I really liked the Supermicros but at the price point and with DDR4 being the price it is, they were just too expensive.  So before Christmas I did some extensive research, and stumbled upon the HPE DL20 Gen 9.  They are on the vSphere 6 HCL, They use the E3 v5 Xeons, and its the cheapest server I could find with the E3-1230-V5, the lowest powered of the E3 family with hyperthreading.  So I bought 2.  And was surprised to find them arrive with rapid-rail mounting kits!  Its all good!  And I am a very very happy camper!

And as far as the WAF goes – well she said that I could dip into savings to build my lab, but it MUST be future-proofed.  And I MUST be happy with it afterwards.  Would be rude not to comply.  After all….

The story so far:

HPE DL20:

  • 1U shallow 15″ depth.
  • 2 x PCIe 8 slots on daughter board
  • 2 x M2 headers on the Mobo
  • 2 x 1gbs NICs – one shared with iLO
  • Mine came with 16GB – 1 x DDR4
  • They are whisper-quiet, the fans do spin up occasionally and it sounds like they are breathing.  VERY Quietly!
  • Booting off a SanDisk 32GB USB 3.0 drive from the onboard socket
  • ESXi 6.0U2 – HP Custom Image
  • No CD but who uses them these days?  I have a USB BluRay player anyway if I need it.

Only negative is the inclusion of 2 x USB 2 ports on the front – but no VGA.  Odd.  2 x USB 3.0 on the rear with a VGA there though.  In a tight rack its a tad frustrating having to pull the server out to struggle to plug in the monitor though a small gap at the back in but I have resurrected an old 2-port KVM to use with them so that’s not necessary any more.

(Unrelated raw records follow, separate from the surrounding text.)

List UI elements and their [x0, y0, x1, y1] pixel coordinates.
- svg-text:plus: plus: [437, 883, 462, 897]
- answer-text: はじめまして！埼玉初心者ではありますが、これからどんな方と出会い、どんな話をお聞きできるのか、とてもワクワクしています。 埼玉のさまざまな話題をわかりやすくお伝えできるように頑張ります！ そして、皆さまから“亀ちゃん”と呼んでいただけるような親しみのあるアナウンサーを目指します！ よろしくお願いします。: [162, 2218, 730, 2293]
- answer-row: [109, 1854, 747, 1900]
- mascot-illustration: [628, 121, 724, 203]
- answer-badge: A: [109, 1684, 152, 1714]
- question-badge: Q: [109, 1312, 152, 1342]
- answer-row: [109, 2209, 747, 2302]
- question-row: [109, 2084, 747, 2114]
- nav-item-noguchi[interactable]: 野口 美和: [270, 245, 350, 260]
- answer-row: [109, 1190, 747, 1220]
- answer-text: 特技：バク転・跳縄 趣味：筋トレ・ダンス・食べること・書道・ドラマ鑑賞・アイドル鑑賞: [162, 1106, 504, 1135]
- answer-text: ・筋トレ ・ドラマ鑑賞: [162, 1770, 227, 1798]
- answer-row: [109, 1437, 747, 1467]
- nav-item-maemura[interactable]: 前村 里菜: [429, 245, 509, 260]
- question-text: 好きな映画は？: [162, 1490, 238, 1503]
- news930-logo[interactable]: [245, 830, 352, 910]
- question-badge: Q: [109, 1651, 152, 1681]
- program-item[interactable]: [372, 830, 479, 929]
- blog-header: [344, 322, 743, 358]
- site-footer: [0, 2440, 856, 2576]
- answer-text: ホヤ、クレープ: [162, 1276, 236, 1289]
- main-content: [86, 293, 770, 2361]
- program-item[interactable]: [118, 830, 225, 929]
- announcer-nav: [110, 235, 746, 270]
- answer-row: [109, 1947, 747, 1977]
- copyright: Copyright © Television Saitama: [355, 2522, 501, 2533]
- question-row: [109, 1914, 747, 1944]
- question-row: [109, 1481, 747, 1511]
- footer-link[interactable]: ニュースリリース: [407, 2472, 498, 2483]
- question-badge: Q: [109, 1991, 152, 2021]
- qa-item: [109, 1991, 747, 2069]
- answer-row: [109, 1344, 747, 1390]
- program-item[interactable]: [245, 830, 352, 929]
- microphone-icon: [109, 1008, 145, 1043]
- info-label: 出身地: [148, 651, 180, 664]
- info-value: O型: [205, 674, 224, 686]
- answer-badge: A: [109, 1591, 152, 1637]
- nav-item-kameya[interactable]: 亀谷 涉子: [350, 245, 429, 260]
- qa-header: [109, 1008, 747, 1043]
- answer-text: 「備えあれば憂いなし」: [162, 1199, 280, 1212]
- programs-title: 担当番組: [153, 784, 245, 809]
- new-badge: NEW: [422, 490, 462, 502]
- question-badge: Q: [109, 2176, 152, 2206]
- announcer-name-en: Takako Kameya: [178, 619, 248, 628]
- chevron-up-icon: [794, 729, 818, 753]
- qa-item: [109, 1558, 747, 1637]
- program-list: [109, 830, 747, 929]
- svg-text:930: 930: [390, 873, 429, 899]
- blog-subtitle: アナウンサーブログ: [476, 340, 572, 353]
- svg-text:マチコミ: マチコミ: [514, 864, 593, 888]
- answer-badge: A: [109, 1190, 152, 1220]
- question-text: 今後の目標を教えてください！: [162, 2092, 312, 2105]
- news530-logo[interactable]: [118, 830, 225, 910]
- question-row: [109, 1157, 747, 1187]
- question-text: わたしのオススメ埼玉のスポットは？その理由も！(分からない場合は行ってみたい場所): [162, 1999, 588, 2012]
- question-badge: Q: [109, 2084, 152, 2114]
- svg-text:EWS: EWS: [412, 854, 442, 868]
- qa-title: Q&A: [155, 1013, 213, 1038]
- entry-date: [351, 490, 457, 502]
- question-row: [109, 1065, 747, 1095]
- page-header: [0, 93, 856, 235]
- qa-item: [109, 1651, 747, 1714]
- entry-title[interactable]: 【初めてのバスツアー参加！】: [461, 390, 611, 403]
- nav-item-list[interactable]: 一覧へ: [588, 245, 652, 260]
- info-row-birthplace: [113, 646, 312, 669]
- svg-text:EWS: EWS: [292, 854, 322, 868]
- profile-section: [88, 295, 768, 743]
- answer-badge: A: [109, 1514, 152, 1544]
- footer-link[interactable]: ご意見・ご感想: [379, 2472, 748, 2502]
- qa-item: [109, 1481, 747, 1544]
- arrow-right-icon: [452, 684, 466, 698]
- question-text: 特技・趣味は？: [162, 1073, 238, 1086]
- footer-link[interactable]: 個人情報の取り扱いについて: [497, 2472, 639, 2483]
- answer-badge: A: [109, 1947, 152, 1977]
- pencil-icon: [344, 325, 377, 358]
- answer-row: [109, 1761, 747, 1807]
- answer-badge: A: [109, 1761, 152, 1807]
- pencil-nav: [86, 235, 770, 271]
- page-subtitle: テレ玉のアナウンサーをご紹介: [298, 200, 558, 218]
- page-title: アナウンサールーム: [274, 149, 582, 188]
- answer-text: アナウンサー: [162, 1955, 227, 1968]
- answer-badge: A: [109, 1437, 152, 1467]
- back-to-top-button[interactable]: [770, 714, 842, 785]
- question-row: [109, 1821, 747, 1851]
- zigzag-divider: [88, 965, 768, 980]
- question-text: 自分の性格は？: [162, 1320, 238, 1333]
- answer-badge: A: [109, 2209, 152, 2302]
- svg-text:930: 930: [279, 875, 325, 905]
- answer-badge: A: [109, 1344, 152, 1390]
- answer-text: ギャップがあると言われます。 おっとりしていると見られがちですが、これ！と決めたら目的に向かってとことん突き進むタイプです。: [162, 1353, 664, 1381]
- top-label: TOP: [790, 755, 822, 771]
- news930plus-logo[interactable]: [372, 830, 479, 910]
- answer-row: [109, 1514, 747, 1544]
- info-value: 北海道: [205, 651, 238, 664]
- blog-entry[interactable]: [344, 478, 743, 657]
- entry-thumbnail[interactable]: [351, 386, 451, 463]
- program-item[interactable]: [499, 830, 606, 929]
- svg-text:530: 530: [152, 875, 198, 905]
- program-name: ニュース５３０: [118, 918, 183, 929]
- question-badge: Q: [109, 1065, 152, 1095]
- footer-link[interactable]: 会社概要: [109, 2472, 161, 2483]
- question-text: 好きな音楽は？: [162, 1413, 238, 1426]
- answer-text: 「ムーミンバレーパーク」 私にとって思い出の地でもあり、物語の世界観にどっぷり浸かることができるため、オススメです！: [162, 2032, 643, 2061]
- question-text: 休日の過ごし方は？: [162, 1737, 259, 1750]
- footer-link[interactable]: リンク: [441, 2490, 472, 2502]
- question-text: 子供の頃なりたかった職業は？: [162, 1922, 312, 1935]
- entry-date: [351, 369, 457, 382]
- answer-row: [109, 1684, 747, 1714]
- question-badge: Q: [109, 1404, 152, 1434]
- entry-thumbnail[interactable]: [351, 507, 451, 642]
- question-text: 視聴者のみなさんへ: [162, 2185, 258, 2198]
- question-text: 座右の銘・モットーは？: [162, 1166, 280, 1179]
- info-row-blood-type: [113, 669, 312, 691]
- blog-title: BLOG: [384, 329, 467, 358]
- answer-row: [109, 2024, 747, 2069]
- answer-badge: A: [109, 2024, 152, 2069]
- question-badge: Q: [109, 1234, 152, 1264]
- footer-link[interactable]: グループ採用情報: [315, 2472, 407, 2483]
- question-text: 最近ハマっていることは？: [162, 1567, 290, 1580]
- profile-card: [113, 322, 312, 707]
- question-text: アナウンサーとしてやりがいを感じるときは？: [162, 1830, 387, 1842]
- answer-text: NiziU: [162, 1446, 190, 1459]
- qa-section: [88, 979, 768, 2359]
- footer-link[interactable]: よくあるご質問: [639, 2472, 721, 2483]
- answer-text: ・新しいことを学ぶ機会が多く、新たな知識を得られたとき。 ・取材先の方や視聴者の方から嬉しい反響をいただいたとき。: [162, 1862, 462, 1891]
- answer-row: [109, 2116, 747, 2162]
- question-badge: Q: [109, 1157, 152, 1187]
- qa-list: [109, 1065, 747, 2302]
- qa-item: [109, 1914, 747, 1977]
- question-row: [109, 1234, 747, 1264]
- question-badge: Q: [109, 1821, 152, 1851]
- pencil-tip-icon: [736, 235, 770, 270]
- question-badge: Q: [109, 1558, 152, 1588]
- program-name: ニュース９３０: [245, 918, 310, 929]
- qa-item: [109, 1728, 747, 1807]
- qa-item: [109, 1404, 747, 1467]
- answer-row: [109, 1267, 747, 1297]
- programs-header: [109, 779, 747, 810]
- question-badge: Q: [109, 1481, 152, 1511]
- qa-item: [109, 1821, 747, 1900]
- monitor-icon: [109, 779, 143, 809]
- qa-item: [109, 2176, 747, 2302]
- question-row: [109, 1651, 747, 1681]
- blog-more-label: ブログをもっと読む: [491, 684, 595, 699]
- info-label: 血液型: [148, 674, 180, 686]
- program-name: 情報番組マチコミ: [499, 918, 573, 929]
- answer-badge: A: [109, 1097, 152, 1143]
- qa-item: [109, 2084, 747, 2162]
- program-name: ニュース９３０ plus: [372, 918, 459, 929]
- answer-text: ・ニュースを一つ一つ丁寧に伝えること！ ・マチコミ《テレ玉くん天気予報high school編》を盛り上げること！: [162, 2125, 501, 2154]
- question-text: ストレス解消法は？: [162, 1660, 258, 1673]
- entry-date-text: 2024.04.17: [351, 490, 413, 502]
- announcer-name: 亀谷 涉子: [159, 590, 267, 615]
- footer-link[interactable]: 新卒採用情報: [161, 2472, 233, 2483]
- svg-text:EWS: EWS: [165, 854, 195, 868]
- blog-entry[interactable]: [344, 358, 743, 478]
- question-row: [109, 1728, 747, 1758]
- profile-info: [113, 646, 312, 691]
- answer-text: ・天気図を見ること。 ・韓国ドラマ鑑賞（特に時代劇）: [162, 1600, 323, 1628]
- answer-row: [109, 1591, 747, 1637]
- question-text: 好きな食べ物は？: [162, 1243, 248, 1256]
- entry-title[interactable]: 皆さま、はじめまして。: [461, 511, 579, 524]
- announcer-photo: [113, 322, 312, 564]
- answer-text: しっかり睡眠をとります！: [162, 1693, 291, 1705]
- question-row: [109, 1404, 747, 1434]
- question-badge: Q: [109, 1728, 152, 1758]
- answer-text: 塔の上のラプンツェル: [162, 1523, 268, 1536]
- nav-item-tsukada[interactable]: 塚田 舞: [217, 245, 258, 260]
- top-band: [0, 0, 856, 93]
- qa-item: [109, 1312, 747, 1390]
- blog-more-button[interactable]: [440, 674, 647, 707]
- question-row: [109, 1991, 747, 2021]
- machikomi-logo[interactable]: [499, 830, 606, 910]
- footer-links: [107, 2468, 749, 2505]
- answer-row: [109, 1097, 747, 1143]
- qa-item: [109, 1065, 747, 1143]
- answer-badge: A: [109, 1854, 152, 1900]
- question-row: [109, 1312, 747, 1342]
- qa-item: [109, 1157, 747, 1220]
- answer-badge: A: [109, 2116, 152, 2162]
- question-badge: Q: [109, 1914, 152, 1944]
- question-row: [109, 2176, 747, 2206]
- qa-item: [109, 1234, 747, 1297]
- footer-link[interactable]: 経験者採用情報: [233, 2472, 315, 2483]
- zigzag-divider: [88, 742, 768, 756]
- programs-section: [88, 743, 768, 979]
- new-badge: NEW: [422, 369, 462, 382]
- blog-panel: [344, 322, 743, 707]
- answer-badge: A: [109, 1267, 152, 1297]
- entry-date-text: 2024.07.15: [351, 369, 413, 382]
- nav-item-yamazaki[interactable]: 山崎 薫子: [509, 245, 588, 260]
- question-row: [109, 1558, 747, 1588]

They come in 2 storage configurations – 2 x 3.5″ SAS and 4 x 2.5″ Hot-swap SAS.  I opted for the 2.5″ hot-swap for greater flexibility.  However no drive caddies.  This IS HP don’t forget.  However – Amazon to the rescue – £12.  Not HP genuine but have the spinney round LEDs.   I bought a pair of WD Red 750GB 2.5″ NAS drives.  There are reasons for this:

  • They are SATA – but consumer-grade SATAs are not designed for 24×7 operation.   The WD NAS Drives are.
  • They are designed for hot-swap and RAID – so can handle failing properly and being removed from a RAID without taking the whole set down.
  • I already have 2 of the 3.5″ WD Reds in 3TB versions and really like them.
  • Its a HOME LAB not an enterprise production datacenter.  SAS drives are just too expensive.  These were a good price.  Don’t care about massive performance differences.
  • NAS can present NFS datastores and run VMs happily.   So these should do fine.
  • I also run iSCSI from both servers to a 3TB WD Red in a Synology NAS.

This is the basic setup.  I will add other posts to separately detail the further enhancements – USB 3.0 NICs, 10Gbs NICs, VCSA 6.5 and so on.

These little servers just keep giving and I’m really happy with them.